Proficy Workflow from GE Fanuc optimises production.
GE Fanuc has announced its breakthrough new software solution, Proficy Workflow, powered by the new Proficy service oriented architecture (SOA). “Proficy Workflow provides an industrial business process management (BPM) solution that digitises and streamlines production processes, from work instructions to corrective action and monitoring,” says an enthusiastic Daniel Coetzee, manager for Africa, GE Fanuc Intelligent Platforms.
Designed to bring the power and results of BPM to the industrial environment Proficy Workflow helps companies deliver BPM to production operations through three key initiatives:
* Integration – coordinating processes across the enterprise.
* Digitisation – driving processes electronically.
* Lean – defining a process improvement framework for business transformation.
Coetzee continues: “With Proficy Workflow, companies can improve, eliminate and automate steps in production decreasing time-to-value on materials, speeding response, lowering total-cost-of-ownership (TCO) and ensuring sustainability. This new industrial BPM software combines manual and automated work processes without custom code, allowing production experts to solve problems immediately without demands on IT.”
Built on an SOA platform, the system integrates information and services on a Plant2Enterprise basis, adding value to all existing ERP, MES and HMI systems. Companies can integrate business and production processes across systems and departments for reliable, repeatable process execution. Additionally, the software provides for the integration of people and their functions allowing for customisation to aid decision making.
“A key tool that will enable today's plants and factories to realise the strategy for operational excellence is the ability to define the process or workflow steps required to achieve a logical execution path,” explains Coetzee. “Proficy Workflow has been designed to help move manufacturers, processors, and OEMs to a single environment, where existing systems connect and interact with each other to maximise information value in a way that increases productivity.
As an industrial BPM solution, Proficy Workflow takes a production flowchart and digitises it, connecting the people, materials, equipment and systems involved in the work process. Unlike BPM in the enterprise – which operates in hours and days – industrial workflow has a time frame of seconds and sub-seconds.
Coetzee notes: “By digitising processes with industrial workflow, users can capture process, traceability and quality data, drive lean initiatives based on factual information, and close the loop for production improvement.”
Common applications include:
* High-level processes and data management between systems.
* Digitisation of good manufacturing practice (GMP) tasks and work instructions.
* Hazzop analysis and critical control point (HACCP) monitoring procedures and corrective action.
* Alarm and event response.
* Plant task management.
* Work-cell and machine setup.
According to Coetzee, with Proficy Workflow, users can digitise a process that involves one or many steps. Also, the workflow can take place in one station with one user or be spread across the plant following a common set of rules.
The workflows follow the execution path logic developed by the power user through easy-to-use graphical authoring tools. Each step could include linked documents such as work instructions – or any information that pertains to how the user should complete the process.

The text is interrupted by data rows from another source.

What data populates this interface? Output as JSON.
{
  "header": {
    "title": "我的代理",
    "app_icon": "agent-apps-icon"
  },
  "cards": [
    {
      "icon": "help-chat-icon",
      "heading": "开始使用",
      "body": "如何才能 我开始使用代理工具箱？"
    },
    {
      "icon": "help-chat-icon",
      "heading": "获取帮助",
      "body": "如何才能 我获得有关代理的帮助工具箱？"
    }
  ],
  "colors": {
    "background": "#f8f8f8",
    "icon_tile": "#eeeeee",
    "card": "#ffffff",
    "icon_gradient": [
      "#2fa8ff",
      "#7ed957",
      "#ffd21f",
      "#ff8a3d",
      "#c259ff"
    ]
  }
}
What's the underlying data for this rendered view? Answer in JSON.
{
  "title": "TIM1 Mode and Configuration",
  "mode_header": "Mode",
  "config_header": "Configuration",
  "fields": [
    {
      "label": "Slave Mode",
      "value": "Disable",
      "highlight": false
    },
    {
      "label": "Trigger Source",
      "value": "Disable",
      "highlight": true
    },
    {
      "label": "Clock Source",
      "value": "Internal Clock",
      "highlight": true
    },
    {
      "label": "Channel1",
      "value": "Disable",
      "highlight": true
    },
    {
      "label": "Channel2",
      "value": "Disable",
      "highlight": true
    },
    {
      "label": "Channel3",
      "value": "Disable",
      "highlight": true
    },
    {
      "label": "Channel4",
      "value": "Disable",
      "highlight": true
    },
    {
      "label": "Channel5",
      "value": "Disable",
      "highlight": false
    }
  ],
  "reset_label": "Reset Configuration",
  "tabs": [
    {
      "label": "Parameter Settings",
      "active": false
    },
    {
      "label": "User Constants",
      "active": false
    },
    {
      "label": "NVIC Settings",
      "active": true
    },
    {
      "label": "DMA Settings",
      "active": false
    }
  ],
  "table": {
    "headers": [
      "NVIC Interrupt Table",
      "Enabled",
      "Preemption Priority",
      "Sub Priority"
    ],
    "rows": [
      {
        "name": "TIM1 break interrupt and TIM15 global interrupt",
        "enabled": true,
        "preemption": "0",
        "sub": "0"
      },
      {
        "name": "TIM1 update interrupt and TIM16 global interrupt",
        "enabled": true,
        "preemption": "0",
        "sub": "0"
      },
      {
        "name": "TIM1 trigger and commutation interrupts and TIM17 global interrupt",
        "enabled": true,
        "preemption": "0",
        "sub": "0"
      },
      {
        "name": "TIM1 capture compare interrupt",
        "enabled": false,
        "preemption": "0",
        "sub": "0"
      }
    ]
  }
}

To accommodate exchange and storage of data, Proficy Workflow and Proficy SOA comply with the latest industry standards, including BPEL (Business Process Execution Language) and S95. The software follows S95 standards for a common framework and data model in which different systems can communicate and give context to data found in static and realtime systems. Once standard data models are in place, workflows can use the data within the models to carry out their execution and have a place to store results of execution.
Industrial SOA technology also provides the realtime platform to achieve a centralised production configuration and management environment. “The breakthrough combination of Proficy Workflow and the Proficy SOA architecture gives companies the power to respond to changing business needs with composite applications, that leverage existing production systems through the SOA data and services repository,” concludes Coetzee.